You first receive a letter four weeks in advance, asking if you’d be minded to allow your name to be put forward. My wife was standing with me when I opened the letter, so she knew, and I had to tell my two children as I can’t keep a secret from them. But I did manage to keep it under wraps otherwise.
Were you surprised?
I was astonished. My operational behaviour is local, I haven’t sat on any government committees and I know that nominating someone is quite a lot of work. I think it’s an indication of the importance of research into depression, especially in young people, and its treatment.
What is the main focus of your research?
We are examining the causes of depression through both experimentation and neurological imaging to tease out the factors in the brain that can lead to mental health problems. We know that there are genetic factors, including genes that modulate behaviour. We see metabolic and inflammatory problems in depressed individuals. We have seen with brain imaging that there are differences in the structure of the brain in adolescents with antisocial behaviour. And childhood experiences are critical. These all contribute in complex ways to affect the way that some individuals translate the world into thoughts. We also perform randomised controlled trials of treatment for depression.

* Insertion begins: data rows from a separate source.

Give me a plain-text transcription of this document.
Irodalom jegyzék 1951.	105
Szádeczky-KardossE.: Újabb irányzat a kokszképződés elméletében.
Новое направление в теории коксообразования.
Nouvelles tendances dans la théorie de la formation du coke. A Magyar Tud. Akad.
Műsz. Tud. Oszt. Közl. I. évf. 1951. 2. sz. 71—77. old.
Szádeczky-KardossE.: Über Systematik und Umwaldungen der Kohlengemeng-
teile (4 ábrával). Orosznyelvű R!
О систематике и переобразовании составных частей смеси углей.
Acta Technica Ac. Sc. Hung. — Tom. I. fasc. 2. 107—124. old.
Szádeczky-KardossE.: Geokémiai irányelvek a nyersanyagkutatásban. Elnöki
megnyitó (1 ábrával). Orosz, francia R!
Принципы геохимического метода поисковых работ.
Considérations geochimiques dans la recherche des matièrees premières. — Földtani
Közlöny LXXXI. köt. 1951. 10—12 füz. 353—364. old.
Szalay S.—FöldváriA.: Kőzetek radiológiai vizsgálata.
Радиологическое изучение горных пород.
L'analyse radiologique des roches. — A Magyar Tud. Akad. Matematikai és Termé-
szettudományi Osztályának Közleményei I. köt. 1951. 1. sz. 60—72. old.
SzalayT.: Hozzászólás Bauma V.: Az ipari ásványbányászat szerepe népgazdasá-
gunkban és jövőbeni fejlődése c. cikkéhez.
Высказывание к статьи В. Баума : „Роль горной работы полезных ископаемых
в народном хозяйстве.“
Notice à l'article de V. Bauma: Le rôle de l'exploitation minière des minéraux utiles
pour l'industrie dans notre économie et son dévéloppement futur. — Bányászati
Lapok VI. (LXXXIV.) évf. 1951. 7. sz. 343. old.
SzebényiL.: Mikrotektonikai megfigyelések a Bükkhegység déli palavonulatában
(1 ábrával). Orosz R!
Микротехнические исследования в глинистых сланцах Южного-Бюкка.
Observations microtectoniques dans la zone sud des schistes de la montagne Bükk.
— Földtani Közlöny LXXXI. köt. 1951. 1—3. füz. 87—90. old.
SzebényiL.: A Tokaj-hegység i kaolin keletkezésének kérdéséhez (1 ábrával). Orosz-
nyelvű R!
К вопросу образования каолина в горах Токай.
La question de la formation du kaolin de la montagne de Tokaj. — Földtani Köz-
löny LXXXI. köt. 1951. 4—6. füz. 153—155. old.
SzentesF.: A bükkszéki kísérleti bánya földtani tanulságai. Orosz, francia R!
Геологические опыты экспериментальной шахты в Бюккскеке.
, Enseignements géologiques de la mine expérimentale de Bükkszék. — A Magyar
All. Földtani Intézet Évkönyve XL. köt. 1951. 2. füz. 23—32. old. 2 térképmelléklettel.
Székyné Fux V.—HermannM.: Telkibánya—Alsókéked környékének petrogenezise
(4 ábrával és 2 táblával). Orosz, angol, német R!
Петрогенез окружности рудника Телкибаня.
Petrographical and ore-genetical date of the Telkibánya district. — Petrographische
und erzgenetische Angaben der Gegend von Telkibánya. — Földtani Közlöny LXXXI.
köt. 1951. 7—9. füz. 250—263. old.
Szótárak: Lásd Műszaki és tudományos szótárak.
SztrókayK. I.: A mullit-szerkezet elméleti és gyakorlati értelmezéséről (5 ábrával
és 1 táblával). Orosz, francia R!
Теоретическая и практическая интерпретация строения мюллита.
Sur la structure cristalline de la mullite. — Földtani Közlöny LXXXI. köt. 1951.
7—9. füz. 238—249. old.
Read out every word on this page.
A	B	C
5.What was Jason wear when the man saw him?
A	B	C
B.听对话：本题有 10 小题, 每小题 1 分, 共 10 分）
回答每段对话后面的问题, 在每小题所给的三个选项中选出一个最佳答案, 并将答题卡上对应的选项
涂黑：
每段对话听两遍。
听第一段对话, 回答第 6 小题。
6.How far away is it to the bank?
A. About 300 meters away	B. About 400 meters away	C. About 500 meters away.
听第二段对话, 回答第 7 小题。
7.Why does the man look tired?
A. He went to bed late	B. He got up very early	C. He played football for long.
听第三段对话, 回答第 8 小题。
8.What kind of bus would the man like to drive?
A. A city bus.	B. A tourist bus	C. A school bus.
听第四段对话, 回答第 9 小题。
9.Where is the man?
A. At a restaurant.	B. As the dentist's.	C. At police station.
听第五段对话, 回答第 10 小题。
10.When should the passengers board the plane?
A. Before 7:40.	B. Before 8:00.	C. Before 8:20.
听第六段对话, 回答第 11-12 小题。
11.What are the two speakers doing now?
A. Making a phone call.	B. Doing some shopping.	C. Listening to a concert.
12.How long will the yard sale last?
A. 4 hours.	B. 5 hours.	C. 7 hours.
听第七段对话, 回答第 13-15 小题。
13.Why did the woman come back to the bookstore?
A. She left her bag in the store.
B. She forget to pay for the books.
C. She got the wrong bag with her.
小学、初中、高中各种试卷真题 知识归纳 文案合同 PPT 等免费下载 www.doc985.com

What is the state of treatment now?
The last 30 years of research has led up to big benefits, based on understanding the biological basis of mental illness. Normally it takes 10-30 years from idea to therapeutics, but we're actually quite good at treatment, despite not fully understanding the causes of depression. In our group, we have developed a psychosocial treatment that can be implemented in routine mental health services. It is as effective as current treatment, but cheaper. Still, But 20-30% of people don’t respond to treatment and mental illness in youth remain undetected in a majority of cases.

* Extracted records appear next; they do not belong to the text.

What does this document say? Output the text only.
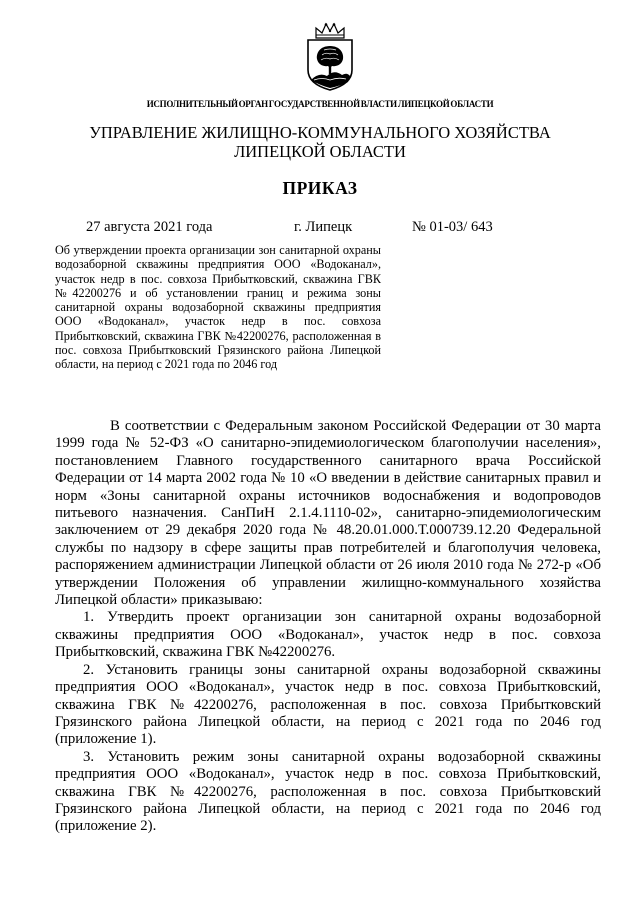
ИСПОЛНИТЕЛЬНЫЙ ОРГАН ГОСУДАРСТВЕННОЙ ВЛАСТИ ЛИПЕЦКОЙ ОБЛАСТИ
УПРАВЛЕНИЕ ЖИЛИЩНО-КОММУНАЛЬНОГО ХОЗЯЙСТВА
ЛИПЕЦКОЙ ОБЛАСТИ
ПРИКАЗ
27 августа 2021 года	г. Липецк	№ 01-03/ 643
Об утверждении проекта организации зон санитарной охраны водозаборной скважины предприятия ООО «Водоканал», участок недр в пос. совхоза Прибытковский, скважина ГВК №42200276 и об установлении границ и режима зоны санитарной охраны водозаборной скважины предприятия ООО «Водоканал», участок недр в пос. совхоза Прибытковский, скважина ГВК №42200276, расположенная в пос. совхоза Прибытковский Грязинского района Липецкой области, на период с 2021 года по 2046 год

В соответствии с Федеральным законом Российской Федерации от 30 марта 1999 года № 52-ФЗ «О санитарно-эпидемиологическом благополучии населения», постановлением Главного государственного санитарного врача Российской Федерации от 14 марта 2002 года № 10 «О введении в действие санитарных правил и норм «Зоны санитарной охраны источников водоснабжения и водопроводов питьевого назначения. СанПиН 2.1.4.1110-02», санитарно-эпидемиологическим заключением от 29 декабря 2020 года № 48.20.01.000.Т.000739.12.20 Федеральной службы по надзору в сфере защиты прав потребителей и благополучия человека, распоряжением администрации Липецкой области от 26 июля 2010 года № 272-р «Об утверждении Положения об управлении жилищно-коммунального хозяйства Липецкой области» приказываю:

1. Утвердить проект организации зон санитарной охраны водозаборной скважины предприятия ООО «Водоканал», участок недр в пос. совхоза Прибытковский, скважина ГВК №42200276.

2. Установить границы зоны санитарной охраны водозаборной скважины предприятия ООО «Водоканал», участок недр в пос. совхоза Прибытковский, скважина ГВК №42200276, расположенная в пос. совхоза Прибытковский Грязинского района Липецкой области, на период с 2021 года по 2046 год (приложение 1).

3. Установить режим зоны санитарной охраны водозаборной скважины предприятия ООО «Водоканал», участок недр в пос. совхоза Прибытковский, скважина ГВК №42200276, расположенная в пос. совхоза Прибытковский Грязинского района Липецкой области, на период с 2021 года по 2046 год (приложение 2).
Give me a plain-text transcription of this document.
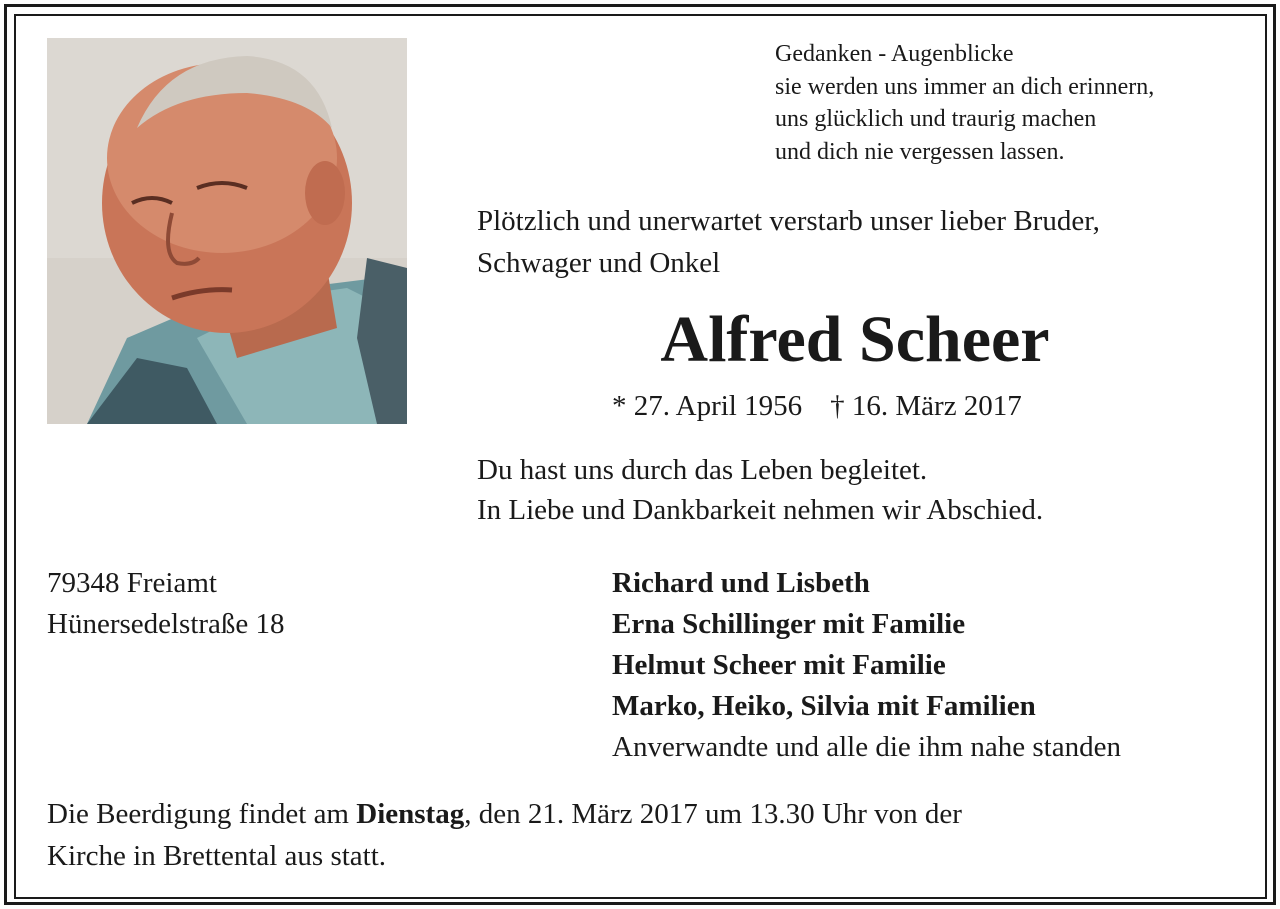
Gedanken - Augenblicke
sie werden uns immer an dich erinnern,
uns glücklich und traurig machen
und dich nie vergessen lassen.
Plötzlich und unerwartet verstarb unser lieber Bruder,
Schwager und Onkel
Alfred Scheer
* 27. April 1956 † 16. März 2017
Du hast uns durch das Leben begleitet.
In Liebe und Dankbarkeit nehmen wir Abschied.
79348 Freiamt
Hünersedelstraße 18
Richard und Lisbeth
Erna Schillinger mit Familie
Helmut Scheer mit Familie
Marko, Heiko, Silvia mit Familien
Anverwandte und alle die ihm nahe standen
Die Beerdigung findet am Dienstag, den 21. März 2017 um 13.30 Uhr von der
Kirche in Brettental aus statt.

We hear a lot about mental health in young people these days. But are we doing enough?
I am naturally optimistic and I do think we’re about to turn a corner. But we need a policy that is committed to mental health. We need more counsellors in schools, not just ‘first aid’ workers who can detect problems. Detection is good, but intervention is better.
Are all your activities confined to Cambridge?

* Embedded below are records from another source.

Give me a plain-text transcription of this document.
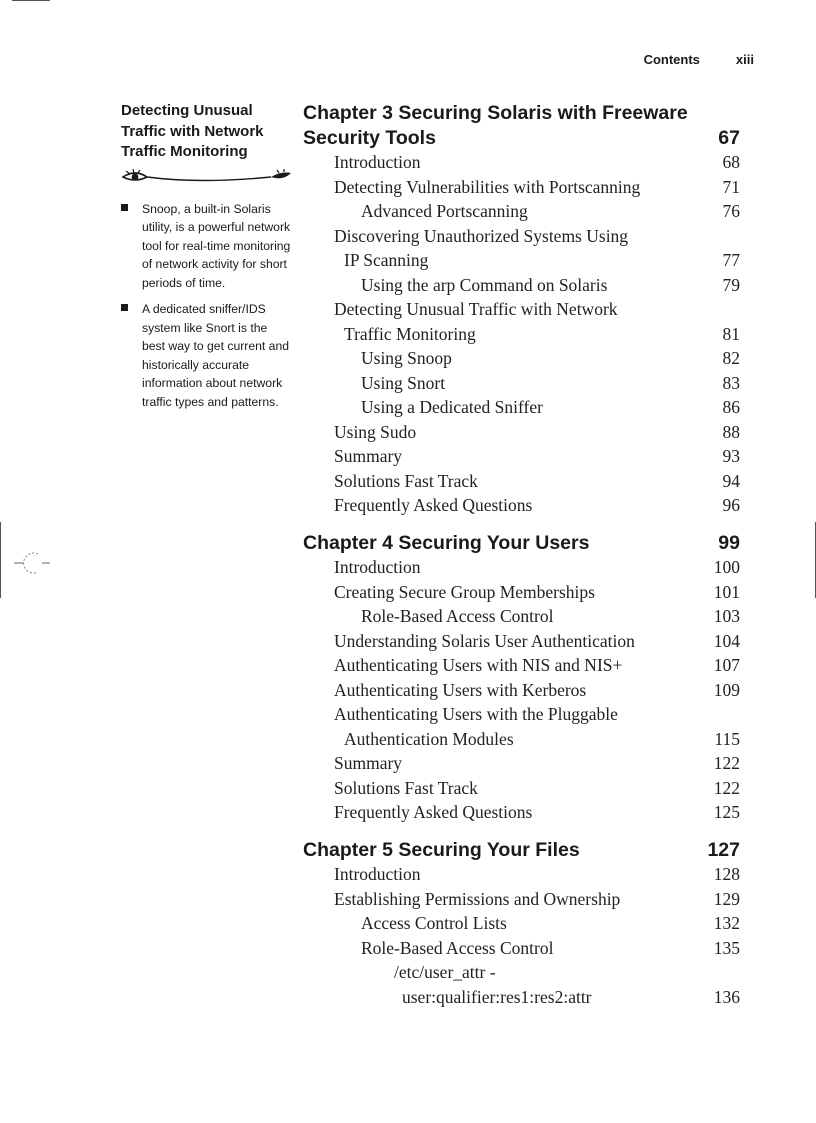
Contents	xiii
Detecting Unusual Traffic with Network Traffic Monitoring
Snoop, a built-in Solaris utility, is a powerful network tool for real-time monitoring of network activity for short periods of time.
A dedicated sniffer/IDS system like Snort is the best way to get current and historically accurate information about network traffic types and patterns.
Chapter 3 Securing Solaris with Freeware
Security Tools	67
Introduction	68
Detecting Vulnerabilities with Portscanning	71
Advanced Portscanning	76
Discovering Unauthorized Systems Using
IP Scanning	77
Using the arp Command on Solaris	79
Detecting Unusual Traffic with Network
Traffic Monitoring	81
Using Snoop	82
Using Snort	83
Using a Dedicated Sniffer	86
Using Sudo	88
Summary	93
Solutions Fast Track	94
Frequently Asked Questions	96
Chapter 4 Securing Your Users	99
Introduction	100
Creating Secure Group Memberships	101
Role-Based Access Control	103
Understanding Solaris User Authentication	104
Authenticating Users with NIS and NIS+	107
Authenticating Users with Kerberos	109
Authenticating Users with the Pluggable
Authentication Modules	115
Summary	122
Solutions Fast Track	122
Frequently Asked Questions	125
Chapter 5 Securing Your Files	127
Introduction	128
Establishing Permissions and Ownership	129
Access Control Lists	132
Role-Based Access Control	135
/etc/user_attr -
user:qualifier:res1:res2:attr	136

No, I'm involved with the mental health charity MQ, which funds research into adolescent and child mental health. And I'm also the Chair of the International Advisory Board of the Cundill Centre for Child and Youth Depression in Toronto. So that will keep me busy for a while.
In addition to your research, what other activities do you enjoy?
I’ve always been very sporty. I like to go hill walking and mountain climbing. And I enjoy seeing our one grandchild in Norfolk.